Reading 41: The corporate Governance of listed companies: A manual for investors
1. Define corporate governance
- Corporate governance is the set of internal controls, processes and procedures by which firms are managed. If defines the appropriate rights, roles and responsibilities of management, the board of directors and shareholders within an organization. Good corporate governance practices seek to ensure that:
- The board of directors protect shareholder interests.
- The firm acts lawfully and ethically in dealings with shareholders.
- The rights of shareholders are protected and shareholders have a voice in governance.
- The board act independently from management.
- Proper procedures and controls cover management’s day-to-day operations.
- The firm’s financial, operating and governance activities are reported to shareholders in a fair, accurate and timely manner.
- Describe practices related to board and committee independence, experience, compensation, external consultants and frequency of elections, and determine whether they are supportive of shareowner protection.
- The duty of the board is to act in the shareholder’s long-term interests.
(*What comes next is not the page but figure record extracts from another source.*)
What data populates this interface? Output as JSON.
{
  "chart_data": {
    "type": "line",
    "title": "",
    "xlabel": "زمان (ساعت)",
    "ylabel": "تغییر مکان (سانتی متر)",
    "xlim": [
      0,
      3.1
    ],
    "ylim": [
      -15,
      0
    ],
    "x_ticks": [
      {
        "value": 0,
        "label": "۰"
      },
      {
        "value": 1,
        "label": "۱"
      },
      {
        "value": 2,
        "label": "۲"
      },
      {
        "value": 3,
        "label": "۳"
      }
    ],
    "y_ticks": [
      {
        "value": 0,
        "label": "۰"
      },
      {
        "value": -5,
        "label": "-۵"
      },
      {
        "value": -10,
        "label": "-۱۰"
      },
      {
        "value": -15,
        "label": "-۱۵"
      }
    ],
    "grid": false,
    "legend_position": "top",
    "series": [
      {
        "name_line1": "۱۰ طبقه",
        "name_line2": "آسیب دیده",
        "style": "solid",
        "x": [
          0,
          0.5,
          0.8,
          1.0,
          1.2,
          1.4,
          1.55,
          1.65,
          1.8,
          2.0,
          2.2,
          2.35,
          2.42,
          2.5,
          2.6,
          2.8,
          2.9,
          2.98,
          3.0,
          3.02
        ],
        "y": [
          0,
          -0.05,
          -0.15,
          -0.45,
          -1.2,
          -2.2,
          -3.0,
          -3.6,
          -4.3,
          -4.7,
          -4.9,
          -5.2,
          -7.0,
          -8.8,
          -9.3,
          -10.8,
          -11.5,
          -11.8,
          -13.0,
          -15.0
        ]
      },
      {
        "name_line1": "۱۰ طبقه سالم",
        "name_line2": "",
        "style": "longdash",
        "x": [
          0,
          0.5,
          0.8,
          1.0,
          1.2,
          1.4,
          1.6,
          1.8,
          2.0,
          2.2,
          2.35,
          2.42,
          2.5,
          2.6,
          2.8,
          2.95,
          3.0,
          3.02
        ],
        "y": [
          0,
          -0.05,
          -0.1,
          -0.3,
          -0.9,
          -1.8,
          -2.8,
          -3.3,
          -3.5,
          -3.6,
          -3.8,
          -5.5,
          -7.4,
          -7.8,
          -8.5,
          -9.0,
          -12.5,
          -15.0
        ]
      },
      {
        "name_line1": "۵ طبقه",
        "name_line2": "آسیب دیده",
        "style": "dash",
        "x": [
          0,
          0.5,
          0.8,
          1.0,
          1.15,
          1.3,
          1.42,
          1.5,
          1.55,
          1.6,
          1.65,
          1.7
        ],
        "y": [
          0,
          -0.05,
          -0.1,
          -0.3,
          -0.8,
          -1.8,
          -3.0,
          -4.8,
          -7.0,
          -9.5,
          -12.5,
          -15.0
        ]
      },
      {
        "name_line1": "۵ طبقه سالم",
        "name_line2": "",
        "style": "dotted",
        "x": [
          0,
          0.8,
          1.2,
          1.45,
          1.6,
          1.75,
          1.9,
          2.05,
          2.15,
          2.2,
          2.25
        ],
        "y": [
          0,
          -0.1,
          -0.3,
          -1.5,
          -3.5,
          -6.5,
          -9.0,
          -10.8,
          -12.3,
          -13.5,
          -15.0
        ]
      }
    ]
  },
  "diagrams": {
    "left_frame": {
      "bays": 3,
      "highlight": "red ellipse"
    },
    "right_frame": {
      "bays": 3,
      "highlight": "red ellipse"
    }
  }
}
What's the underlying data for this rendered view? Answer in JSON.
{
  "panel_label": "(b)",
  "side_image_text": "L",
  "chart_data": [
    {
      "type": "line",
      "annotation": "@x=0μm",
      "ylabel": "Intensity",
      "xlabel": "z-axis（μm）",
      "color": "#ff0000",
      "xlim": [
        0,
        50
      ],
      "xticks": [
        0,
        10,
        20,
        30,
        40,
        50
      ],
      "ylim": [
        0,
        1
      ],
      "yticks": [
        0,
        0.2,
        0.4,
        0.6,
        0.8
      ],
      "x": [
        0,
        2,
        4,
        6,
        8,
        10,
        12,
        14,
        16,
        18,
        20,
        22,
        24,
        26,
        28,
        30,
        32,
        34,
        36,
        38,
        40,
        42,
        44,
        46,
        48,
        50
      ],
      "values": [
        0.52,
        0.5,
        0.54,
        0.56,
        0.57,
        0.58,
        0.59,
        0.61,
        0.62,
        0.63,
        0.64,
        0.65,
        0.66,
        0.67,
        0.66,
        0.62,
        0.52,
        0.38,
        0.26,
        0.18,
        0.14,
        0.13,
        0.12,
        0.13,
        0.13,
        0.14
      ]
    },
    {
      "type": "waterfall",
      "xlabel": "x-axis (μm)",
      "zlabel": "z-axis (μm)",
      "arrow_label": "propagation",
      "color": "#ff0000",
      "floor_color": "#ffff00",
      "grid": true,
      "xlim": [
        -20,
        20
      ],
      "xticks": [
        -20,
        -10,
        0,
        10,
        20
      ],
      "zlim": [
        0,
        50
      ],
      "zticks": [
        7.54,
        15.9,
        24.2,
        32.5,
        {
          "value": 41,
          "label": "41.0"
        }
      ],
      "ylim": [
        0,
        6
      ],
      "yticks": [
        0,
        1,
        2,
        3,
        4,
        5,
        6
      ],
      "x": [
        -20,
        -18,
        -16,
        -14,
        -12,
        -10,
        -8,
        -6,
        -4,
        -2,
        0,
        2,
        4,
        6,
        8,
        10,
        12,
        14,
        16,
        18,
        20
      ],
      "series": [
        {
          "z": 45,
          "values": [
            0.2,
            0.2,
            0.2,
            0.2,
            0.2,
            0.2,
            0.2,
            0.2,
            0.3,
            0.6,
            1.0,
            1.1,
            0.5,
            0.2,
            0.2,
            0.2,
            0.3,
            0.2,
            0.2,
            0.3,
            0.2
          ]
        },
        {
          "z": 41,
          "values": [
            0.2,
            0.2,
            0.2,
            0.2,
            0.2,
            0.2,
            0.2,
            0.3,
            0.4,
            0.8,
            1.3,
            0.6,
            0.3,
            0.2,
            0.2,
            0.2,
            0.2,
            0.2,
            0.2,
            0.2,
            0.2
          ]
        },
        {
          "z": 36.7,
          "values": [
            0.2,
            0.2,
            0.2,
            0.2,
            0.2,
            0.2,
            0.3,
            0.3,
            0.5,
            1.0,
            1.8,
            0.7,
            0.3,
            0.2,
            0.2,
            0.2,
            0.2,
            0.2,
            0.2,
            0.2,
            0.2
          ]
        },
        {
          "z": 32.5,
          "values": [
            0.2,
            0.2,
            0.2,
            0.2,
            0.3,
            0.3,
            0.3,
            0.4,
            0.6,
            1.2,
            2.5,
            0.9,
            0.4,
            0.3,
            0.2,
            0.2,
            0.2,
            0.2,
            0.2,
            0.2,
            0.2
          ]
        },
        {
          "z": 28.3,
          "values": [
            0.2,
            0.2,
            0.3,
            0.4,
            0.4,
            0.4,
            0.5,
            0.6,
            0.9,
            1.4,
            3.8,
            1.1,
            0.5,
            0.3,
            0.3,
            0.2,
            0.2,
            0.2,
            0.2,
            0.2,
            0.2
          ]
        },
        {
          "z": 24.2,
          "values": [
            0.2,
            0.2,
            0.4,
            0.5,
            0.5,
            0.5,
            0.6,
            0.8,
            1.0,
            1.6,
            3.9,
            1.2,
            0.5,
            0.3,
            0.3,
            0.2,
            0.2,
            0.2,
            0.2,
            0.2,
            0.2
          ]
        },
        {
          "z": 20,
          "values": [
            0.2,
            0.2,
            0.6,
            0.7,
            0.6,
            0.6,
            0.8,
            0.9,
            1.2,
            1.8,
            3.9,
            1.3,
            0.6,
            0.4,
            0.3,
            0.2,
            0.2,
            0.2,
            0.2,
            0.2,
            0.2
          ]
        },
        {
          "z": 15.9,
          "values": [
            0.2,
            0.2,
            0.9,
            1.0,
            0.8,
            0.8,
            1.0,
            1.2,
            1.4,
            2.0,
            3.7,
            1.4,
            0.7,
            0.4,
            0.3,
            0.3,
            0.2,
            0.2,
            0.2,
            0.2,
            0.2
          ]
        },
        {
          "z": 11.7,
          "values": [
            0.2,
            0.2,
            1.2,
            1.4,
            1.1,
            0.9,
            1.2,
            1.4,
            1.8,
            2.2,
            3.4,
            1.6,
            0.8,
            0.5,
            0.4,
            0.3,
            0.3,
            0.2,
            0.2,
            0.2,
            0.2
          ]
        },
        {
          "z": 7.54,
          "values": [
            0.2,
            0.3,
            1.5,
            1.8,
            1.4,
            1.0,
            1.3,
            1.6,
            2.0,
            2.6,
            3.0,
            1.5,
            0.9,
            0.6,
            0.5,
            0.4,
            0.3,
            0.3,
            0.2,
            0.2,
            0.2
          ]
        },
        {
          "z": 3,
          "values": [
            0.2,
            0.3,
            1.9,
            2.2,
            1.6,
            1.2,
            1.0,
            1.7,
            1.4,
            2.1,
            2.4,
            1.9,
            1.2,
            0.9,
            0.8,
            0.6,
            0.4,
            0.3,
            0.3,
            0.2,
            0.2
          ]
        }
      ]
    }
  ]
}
- An effective board needs to have the independence, experience and resources necessary to perform this duty.
- Investors should consider whether the following statements hold true:
- A majority of the board of directors is comprised of independent member.
- The board meets regularly outside the presence of management.
- The chairman of the board is also CEO or former CEO in the firm ⇒ impair the ability & willingness of independent board members.
- Independent board members have a primary or leading board member in cases, where the chairman is not independent.
- Board members are closely aligned with supplier, customers, share-option plan or pension adviser.
⇒ An independent board ⇒ fairly & properly benefit management and those who have influence over management.
⇒ For specific: compensation, M&A, legal, regulatory, financial matters & issues relating to the firm’s reputation. A truly independent board will have the ability to hire external consultants without management approval.
- Frequency of board elections
While reviewing firm policy regarding election of the board, investors should consider:
- Whether there are annual elections or staggered multiple-year term (classified board). A classified board may serve another purpose – to act as a takeover defense.
- Whether the board filled a vacant position for a remaining term without shareholder approval.
- Whether shareholders can remove a board member.
- Whether the board is proper size for the specific facts and circumstances of the firm.